In case you didn't hear, the rate of inflation (as measured by the CPI-U) shot up in September to a rate of 1.2%, meaning that inflation over the past 12 months was a comparatively whopping 4.7%. Comparatively, meaning only in terms of the former boom (God I miss Clinton's econony!) in which money was cheap and the rule was Laissez les bon temps roulez!.This is a rate of increase for the CPI-U that is nearly 2.5 times that which was experienced in July and August, 2005 (0.5% both months.)
But we’re not supposed to look at the man behind that particular curtain. Instead, we are told that the only REAL concern is the “core CPI”. What is the “core CPI”? Why, that’s the one that increased only 0.1% - because it excludes the cost of energy and food. The reason we’re told this is really the “right” number to focus on is that the “core CPI” is less “volatile” than the CPI-U. Obviously, the people who are contending this are people whose “Do I eat this month or pay the phone bill?” radar isn’t growing increasingly shrill each time they fill up their car to go to work.
If nothing else, today’s Times article highlights a fundamental disconnect between the mindset of those most responsible for our nation’s economy and the people who actually have to live in that economy -- the citizenry. It’s notable that, when the “core CPI” was developed as a measure 30 years ago, economists were saying (according to the Times):
"When we were asked to strip out some of the most important things that people buy, my reaction was, 'You've got to be nuts,' " he said. "These are the vital necessities of life."
What good does it do to highlight that the price of everything other than the “vital necessities of life” remains stable (a claim that is highly dubious, as another article in the Times today about health care costs shows) when the “vital necessities of life” (which in the case of energy costs, went up 35% in a year) eliminate many families’ disposable income to spend on all that other stuff? What good does it to do play macro market games when the primary impetus for the economy, consumer spending, is continuing to shrivel out of necessity, as more and more folks – particularly at the bottom rungs of the working class -- confront the reality that eating and paying for gas to get to work may become a daily choice if things go on unabated? Indeed, as the money quote from the article says:
The dueling numbers seem to offer a classic case of how economists and consumers view the world differently. If only we lived in some futuristic biosphere where we didn't need energy or food, inflation wouldn't matter.

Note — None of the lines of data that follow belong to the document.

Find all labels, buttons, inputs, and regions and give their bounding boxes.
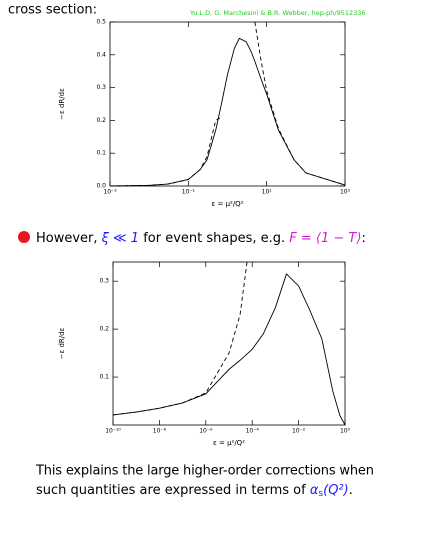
- footer-text: such quantities are expressed in terms o…: [36, 483, 310, 498]
- bullet-dot: [18, 231, 30, 243]
- footer-math: (Q²): [323, 483, 349, 498]
- bullet-math: ξ ≪ 1: [101, 231, 139, 246]
- y-tick-label: 0.0: [96, 183, 106, 190]
- footer-math: s: [318, 489, 323, 499]
- y-tick-label: 0.3: [96, 84, 106, 91]
- curve: [112, 273, 346, 426]
- y-tick-label: 0.3: [99, 278, 109, 285]
- plot-frame: [109, 21, 346, 187]
- plot-frame: [112, 261, 346, 426]
- x-tick-label: 10¹: [262, 189, 273, 196]
- footer-math: α: [310, 483, 319, 498]
- curve: [109, 37, 346, 187]
- y-tick-label: 0.1: [96, 150, 106, 157]
- y-tick-label: 0.2: [99, 326, 109, 333]
- x-tick-label: 10⁻⁶: [199, 428, 213, 435]
- x-axis-label: ε = μ²/Q²: [211, 200, 243, 208]
- x-tick-label: 10⁻³: [103, 189, 117, 196]
- x-tick-label: 10⁻¹: [182, 189, 196, 196]
- y-tick-label: 0.2: [96, 117, 106, 124]
- y-axis-label: −ε dR/dε: [58, 327, 66, 359]
- footer-line: This explains the large higher-order cor…: [35, 464, 374, 479]
- footer-text: .: [349, 483, 353, 498]
- y-tick-label: 0.1: [99, 374, 109, 381]
- x-tick-label: 10⁻²: [292, 428, 306, 435]
- bullet-part: for event shapes, e.g.: [139, 231, 289, 246]
- curve: [109, 21, 346, 187]
- x-axis-label: ε = μ²/Q²: [213, 439, 245, 447]
- x-tick-label: 10⁰: [340, 428, 351, 435]
- curve: [112, 261, 248, 416]
- x-tick-label: 10⁻⁴: [246, 428, 260, 435]
- bullet-text: However, ξ ≪ 1 for event shapes, e.g. F …: [36, 231, 366, 246]
- x-tick-label: 10³: [340, 189, 351, 196]
- credit: Yu.L.D, G. Marchesini & B.R. Webber, hep…: [189, 9, 366, 17]
- bullet-part: However,: [36, 231, 102, 246]
- x-tick-label: 10⁻¹⁰: [105, 428, 121, 435]
- bullet-part: :: [361, 231, 365, 246]
- footer-line: such quantities are expressed in terms o…: [36, 483, 353, 499]
- x-tick-label: 10⁻⁸: [153, 428, 167, 435]
- bullet-math: F = ⟨1 − T⟩: [289, 231, 361, 246]
- y-tick-label: 0.4: [96, 51, 106, 58]
- y-tick-label: 0.5: [96, 19, 106, 26]
- header-text: cross section:: [8, 3, 97, 18]
- y-axis-label: −ε dR/dε: [58, 88, 66, 120]
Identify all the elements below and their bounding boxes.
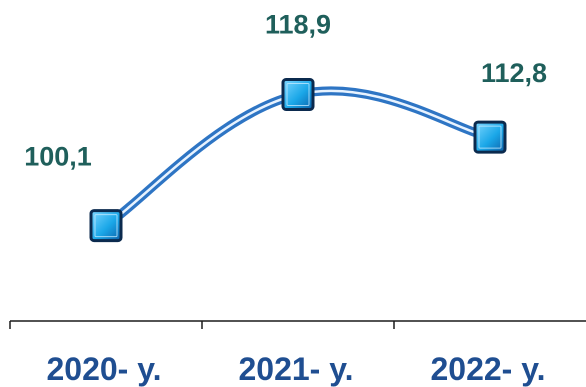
x-tick-label: 2021- y.: [238, 351, 353, 387]
data-point-marker: [473, 120, 507, 154]
series-line: [101, 86, 495, 231]
data-point-marker: [281, 78, 315, 111]
data-label: 118,9: [265, 10, 331, 40]
data-labels: 100,1 118,9 112,8: [24, 10, 547, 172]
data-label: 112,8: [481, 58, 547, 88]
x-tick-labels: 2020- y. 2021- y. 2022- y.: [46, 351, 545, 387]
data-point-marker-inner: [478, 125, 502, 149]
x-axis: [9, 320, 586, 329]
series-line-group: [101, 86, 495, 231]
data-point-marker: [89, 209, 123, 243]
data-point-marker-inner: [286, 83, 310, 106]
x-tick-label: 2020- y.: [46, 351, 161, 387]
data-label: 100,1: [24, 142, 92, 172]
x-tick-label: 2022- y.: [430, 351, 545, 387]
data-points: [89, 78, 507, 243]
data-point-marker-inner: [94, 214, 118, 238]
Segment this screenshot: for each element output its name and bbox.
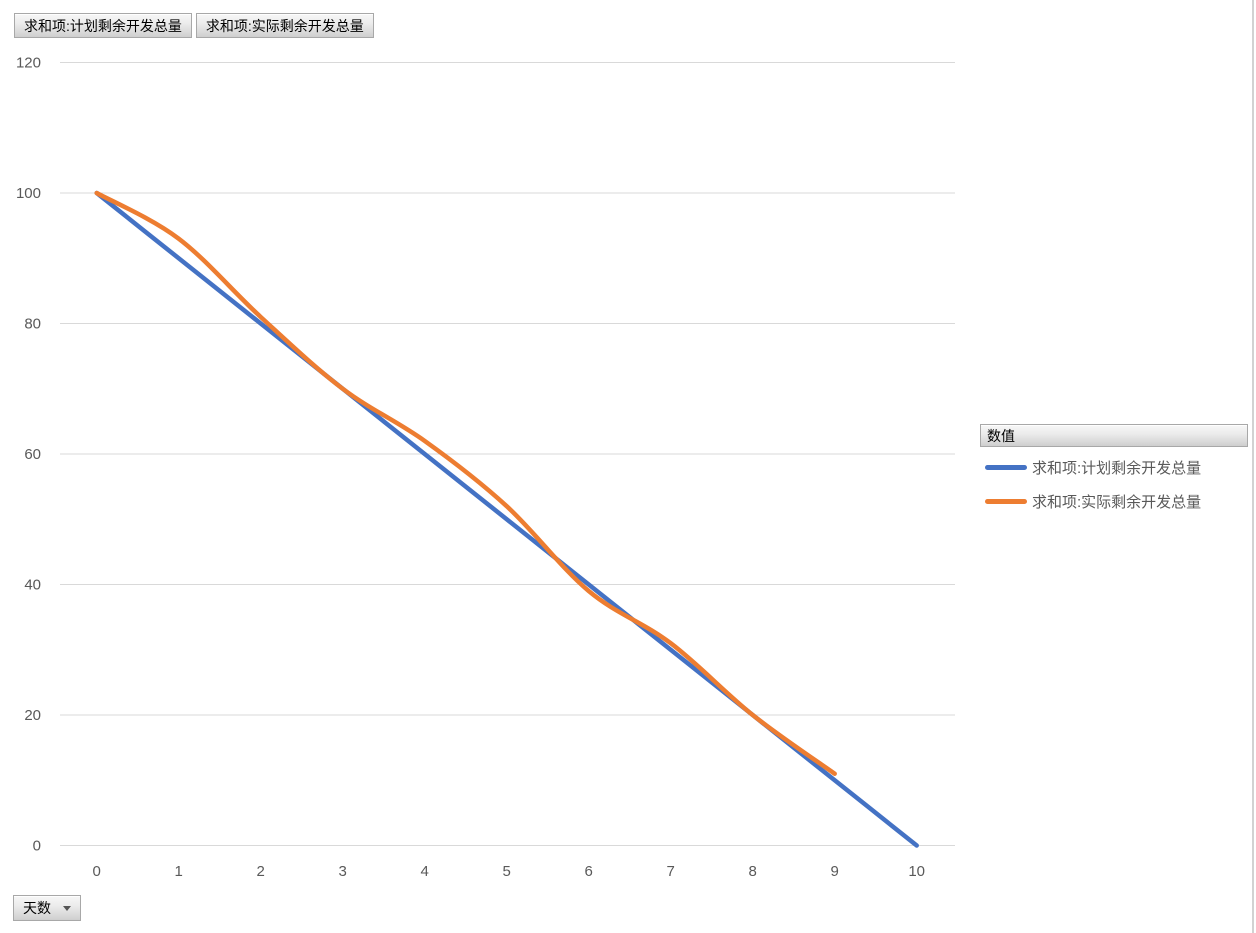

Futuristic biosphere aside, most of us living on Earth at the present still need to eat. And yet monetary policy continues to be set, and emphasized, by those who focus only on the long-term vision of macroeconomics. Things like “volatility” and “monetary supply” mean something to those who are looking at money as an investment, as something extra to play with. Yet “volatility” and “monetary supply” are terms that have meaning to most working women and men on the street only when they affect what it costs for them to pick up a gallon of milk this week.
Recognizing that Alan Greenspan is retiring (finally!) the next person in charge of monetary policy simply has to be more connected, thinking wise, to the real concerns of real day to day people and ensure that decisionmaking is forced to at least evaluate (and disclose) the bottom line impact of Fed monetary decisionmaking on day-to-day lives. It does no good to have millionaires celebrating in the streets about how the economy is growing gangbusters and making them a fortune if the workers that are responsible for the production of that fortune are increasingly teetering on the edge of volunteer slavery.
But in the meantime, the spin never ends, even as winter is coming.
3 Comments:
yo, babe...
That link to MLW is fucked up.
Doh - fixed. It was from when you first put up the site =)
I agree the health care costs do show the major neccessities of life as we have a major health care crisis.